Traveling has really made me step into the woman I am meant to be. I love expressing my authentic voice, my true voice, just my truth really. Just being myself. My true, authentic self. Simply shining my light as bright as possible, following my heart and curiosity, soaking it all up. just being myself. I love it. I can’t even fully explain how traveling has made this transformation and shift in me. I just know it has. I feel so much more clear. More confident. More like myself. I am happy. Truly, deeply happy.
For those of you who may not know I left Denmark at the end of April. I first went to the Maldives which was incredible, and then I have been in Sri Lanka for the past two months or so. I travel to Bali at the end of the month which I am beyond excited about. I am working full time and teaching yoga which I absolutely love. And for all those who have asked me if I will return to Denmark my answer is no, not permanently. I am of course going to visit but I really don’t see myself living in Denmark. I never really have. I have never truly felt happy living in Denmark. I don’t belong there. I don’t belong in Europe. I have known that for years, but I only found the courage to leave Denmark earlier this year. It was the right decision.
Denmark will always have a special place in my heart, and of course I will always go back there. I do love my country. I just don’t belong there, and living there feels wrong. I feel like a fish out of water. I do, however, love visiting. I really love visiting. But it’s not for me to live there.
I am not yet sure where my base will be, and I think it will probably change over the years. Right now, I am just going with the flow. I am often staying in one country for a longer time as I really like to soak in the culture, the people and everything about the country. I love immersing myself in a country, and it also makes my work much easier if I’m not always on the go.
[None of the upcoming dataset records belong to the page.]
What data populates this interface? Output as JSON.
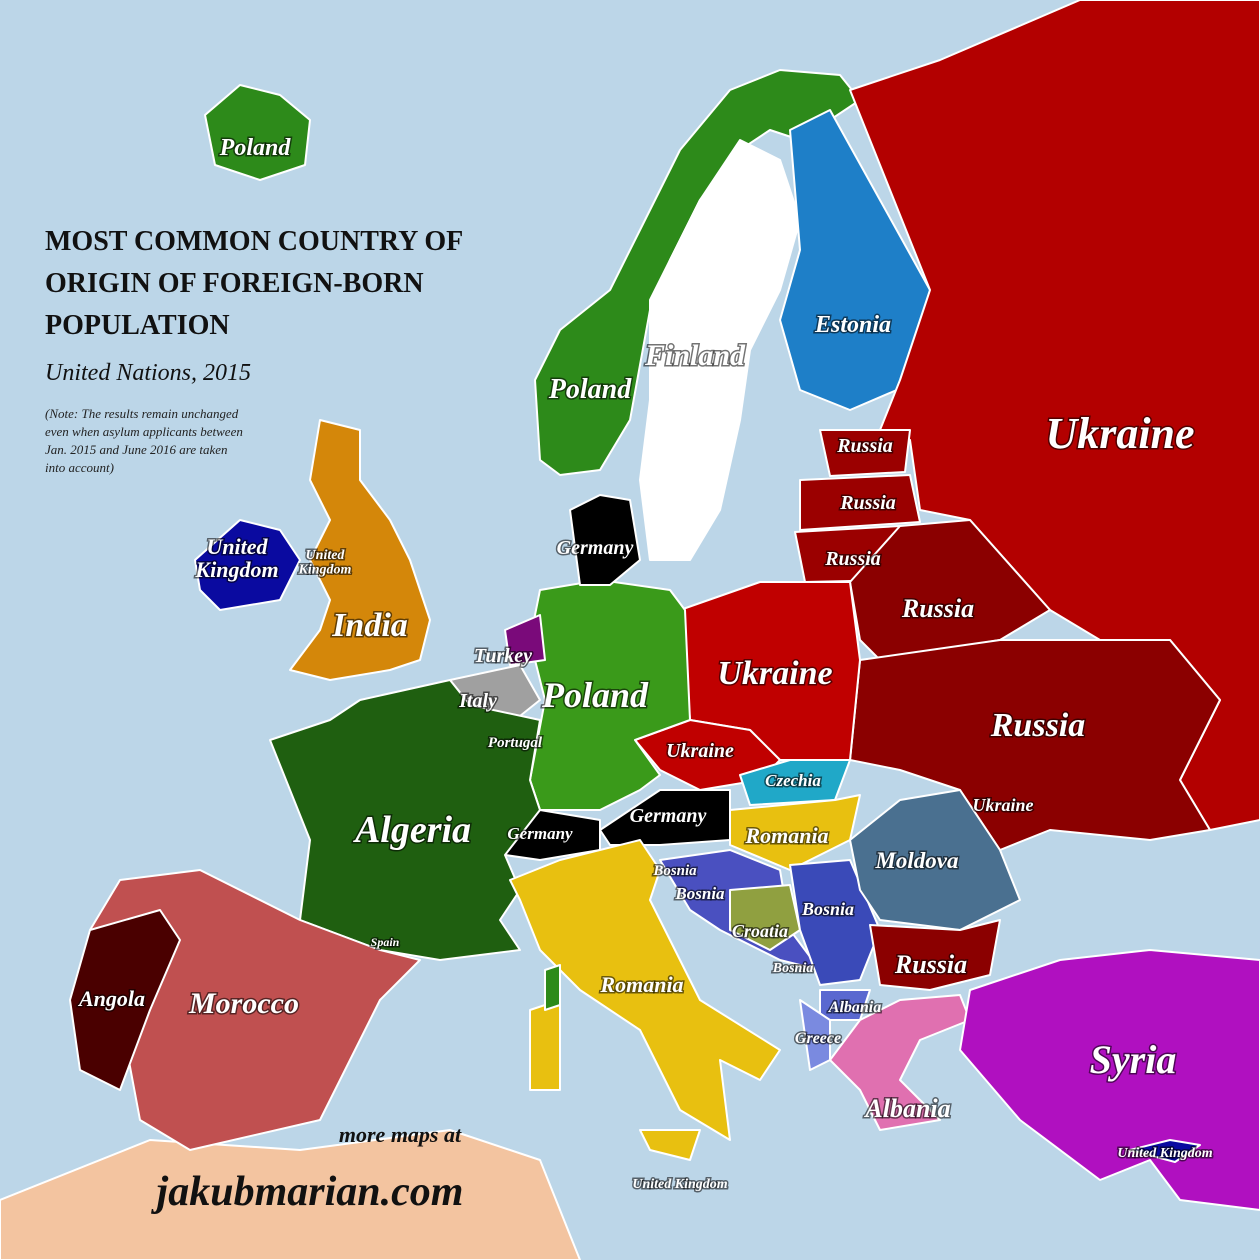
{
  "title": {
    "lines": [
      "MOST COMMON COUNTRY OF",
      "ORIGIN OF FOREIGN-BORN",
      "POPULATION"
    ]
  },
  "subtitle": "United Nations, 2015",
  "note": {
    "lines": [
      "(Note: The results remain unchanged",
      "even when asylum applicants between",
      "Jan. 2015 and June 2016 are taken",
      "into account)"
    ]
  },
  "labels": [
    "Poland",
    "Poland",
    "Finland",
    "Estonia",
    "Ukraine",
    "Russia",
    "Russia",
    "Russia",
    "Russia",
    "Ukraine",
    "Russia",
    [
      "United",
      "Kingdom"
    ],
    [
      "United",
      "Kingdom"
    ],
    "India",
    "Germany",
    "Turkey",
    "Italy",
    "Portugal",
    "Poland",
    "Ukraine",
    "Czechia",
    "Germany",
    "Germany",
    "Romania",
    "Ukraine",
    "Moldova",
    "Algeria",
    "Bosnia",
    "Bosnia",
    "Bosnia",
    "Croatia",
    "Spain",
    "Bosnia",
    "Russia",
    "Romania",
    "Albania",
    "Greece",
    "Angola",
    "Morocco",
    "Syria",
    "Albania",
    "United Kingdom",
    "United Kingdom"
  ],
  "footer": {
    "line1": "more maps at",
    "line2": "jakubmarian.com"
  }
}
I love making deep connections with the most amazing people from all corners of the globe. I cannot even begin to tell you how many absolutely wonderful, inspiring and just incredible people I have met since I started traveling. I am in complete awe at each of these people.
I have made so many deep connections and made so many new friends. Close friends. Friends who are also living and sharing their truth, which also makes me feel safe in sharing my truth and just being my authentic self. I feel so free. So much like myself. I am connecting to Mother Earth every day. Truly connecting. I am walking barefooted, getting my feet in the sand, swimming, collecting seashells, eating the most amazing, abundant, fresh food made with so much love, I am practicing yoga, I am writing, I am teaching and sharing yoga, I am going to fun events, I am learning so much about myself, others and the world. I love it. I really, truly, deeply love it.
I am so blessed. So abundant. So loved. So protected. So grateful. Thank you, Universe. Thank you, thank you, thank you. With my whole heart, thank you.
I also just love the sunshine and the warm climate. I was definitely made for this kind of weather. It just makes me happy. So yeah, life is good. I have so much faith. I have just completely surrendered to the universe. I now know with my full heart and soul that the universe truly has my back. I feel it with every fiber of my being. I just feel it and know it. There’s no doubt whatsoever. Even if I have a slow week with less income I just trust the universe. I trust that it just means I need to spend those or weeks creating, writiting, preparing yoga teacher trainings, connecting with the earth, connecting with myself and my friends. There is no fear. No anxiety. Just pure faith and trust.
I could keep babbling on and on for a long time, but let’s stop here for now. I’ll be back when I feel inspired to write again.
I love you all so much, and if you are reading this, thank you. From the bottom of my heart, thank you. It means the world to me that you are reading these words and supporting me. So thank you, angel. Thank you.